What Acquisitions Mean for Your Mobile Marketing Strategy
Mobile platforms present companies with enormous opportunities to deliver the right marketing message to exactly the right person at the right time. However, many businesses' marketing strategies have not necessarily evolved to keep up with the pace of technology. Mobile technology, when fully harnessed, allows marketers to increase customer acquisitions and acquire useful consumer data in exchange for something the customer values. Companies today need not simply guess what potential customers want, bombarding them with advertisements and hoping people will stop what they're doing and listen. However, most marketing, even mobile marketing, continues to do just that.
Utility Marketing Versus Interruption Tactics
The traditional customer acquisition strategy for most companies has been what is known as interruption marketing, which in essence means blasting out as much advertising as possible – through commercials, telemarketing, etc. – and hoping someone will pay attention. Unfortunately, because so relatively little is usually known about the message's audience, this strategy is ineffective. A good mobile app, by contrast, costs much less than producing even one television commercial and can deliver extremely relevant content to the exact consumers most likely to become loyal customers.
Proctor & Gamble's Iams Vet 24/7 app is an excellent example of this type of strategy, known as utility marketing. At a very low cost, the company has greatly increased its brand recognition by offering consumers something that makes their lives better: advice. Pet owners are delighted when a company gives them something they actually need – and for free. P&G, in return, is perfectly situated for customer acquisition because its app is on the home screens of devices that never leave consumers' sides.
Data Acquisition and Behavior/Intent Targeting
Another benefit of mobile marketing is that it gives companies enormous data acquisition capabilities. Consumer data obtained with permission may then be monetized through behavior/intent targeting. When a business offers consumers something that improves their lives, they are happy to share information with that company. Those businesses may then use that information, monetizing its leads in more intelligent ways.
To understand the behavior/intent targeting that mobile data acquisition makes possible, one might compare Expedia's app, for instance, to TripIt's. Consumers may download Expedia on their mobile devices, but not much else happens afterward unless the user takes action. TripIt, on the other hand, offers consumers an itinerary-creation service, allowing them to access air, hotel, and car rental information together in one place on their smartphones.

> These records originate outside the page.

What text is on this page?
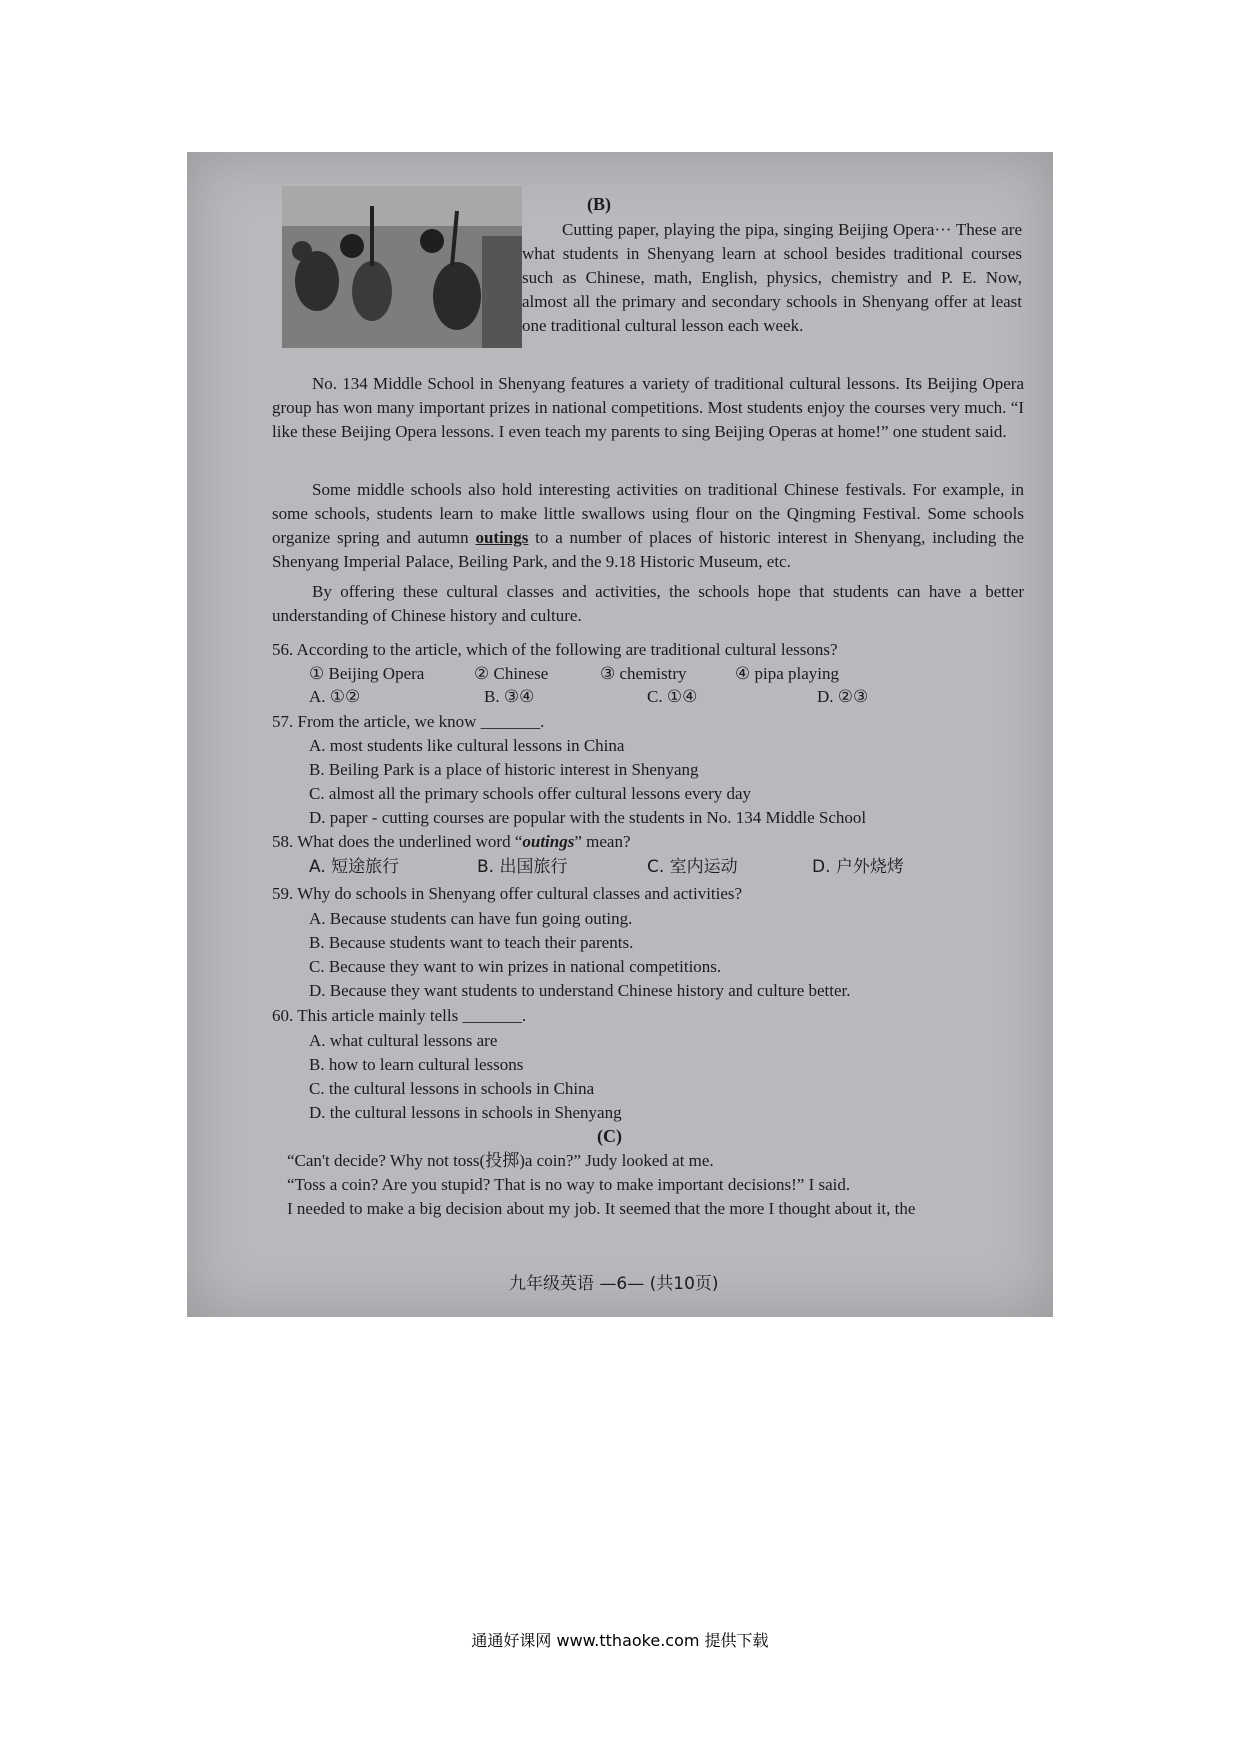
(B)
Cutting paper, playing the pipa, singing Beijing Opera··· These are what students in Shenyang learn at school besides traditional courses such as Chinese, math, English, physics, chemistry and P. E. Now, almost all the primary and secondary schools in Shenyang offer at least one traditional cultural lesson each week.
No. 134 Middle School in Shenyang features a variety of traditional cultural lessons. Its Beijing Opera group has won many important prizes in national competitions. Most students enjoy the courses very much. “I like these Beijing Opera lessons. I even teach my parents to sing Beijing Operas at home!” one student said.
Some middle schools also hold interesting activities on traditional Chinese festivals. For example, in some schools, students learn to make little swallows using flour on the Qingming Festival. Some schools organize spring and autumn outings to a number of places of historic interest in Shenyang, including the Shenyang Imperial Palace, Beiling Park, and the 9.18 Historic Museum, etc.
By offering these cultural classes and activities, the schools hope that students can have a better understanding of Chinese history and culture.
56. According to the article, which of the following are traditional cultural lessons?
① Beijing Opera	② Chinese	③ chemistry	④ pipa playing
A. ①②	B. ③④	C. ①④	D. ②③
57. From the article, we know _______.
A. most students like cultural lessons in China
B. Beiling Park is a place of historic interest in Shenyang
C. almost all the primary schools offer cultural lessons every day
D. paper - cutting courses are popular with the students in No. 134 Middle School
58. What does the underlined word “outings” mean?
A. 短途旅行	B. 出国旅行	C. 室内运动	D. 户外烧烤
59. Why do schools in Shenyang offer cultural classes and activities?
A. Because students can have fun going outing.
B. Because students want to teach their parents.
C. Because they want to win prizes in national competitions.
D. Because they want students to understand Chinese history and culture better.
60. This article mainly tells _______.
A. what cultural lessons are
B. how to learn cultural lessons
C. the cultural lessons in schools in China
D. the cultural lessons in schools in Shenyang
(C)
“Can't decide? Why not toss(投掷)a coin?” Judy looked at me.
“Toss a coin? Are you stupid? That is no way to make important decisions!” I said.
I needed to make a big decision about my job. It seemed that the more I thought about it, the
九年级英语 —6— (共10页)
通通好课网 www.tthaoke.com 提供下载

Customers simply email all confirmations to TripIt, and the app arranges everything into one cohesive itinerary accessible via mobile device. The app even alerts travelers when an essential service such as a hotel reservation is missing from the itinerary. Instead of sending consumers an overwhelming list of options, the app detects hotel preferences from previous trips, along with information indicating which part of town might be most convenient, and prompts travelers to click to accept the suggested reservations.
This app essentially saves the traveler not only the headache of having nowhere to stay; it also spares her from wading through an enormous list of options when the app already has the information needed to target her probable intent, based on past behavior.
Companies may measure customer behavior through standard web or mobile app analytics solutions and then use that data to read consumer intent signals. Thus, in return for the value that utility marketing offers, companies are rewarded with increased customer acquisition, as well as the acquisition of valuable data that consumers readily share. The result is hyper-relevant, hyper-targeted marketing and ultimately increased sales.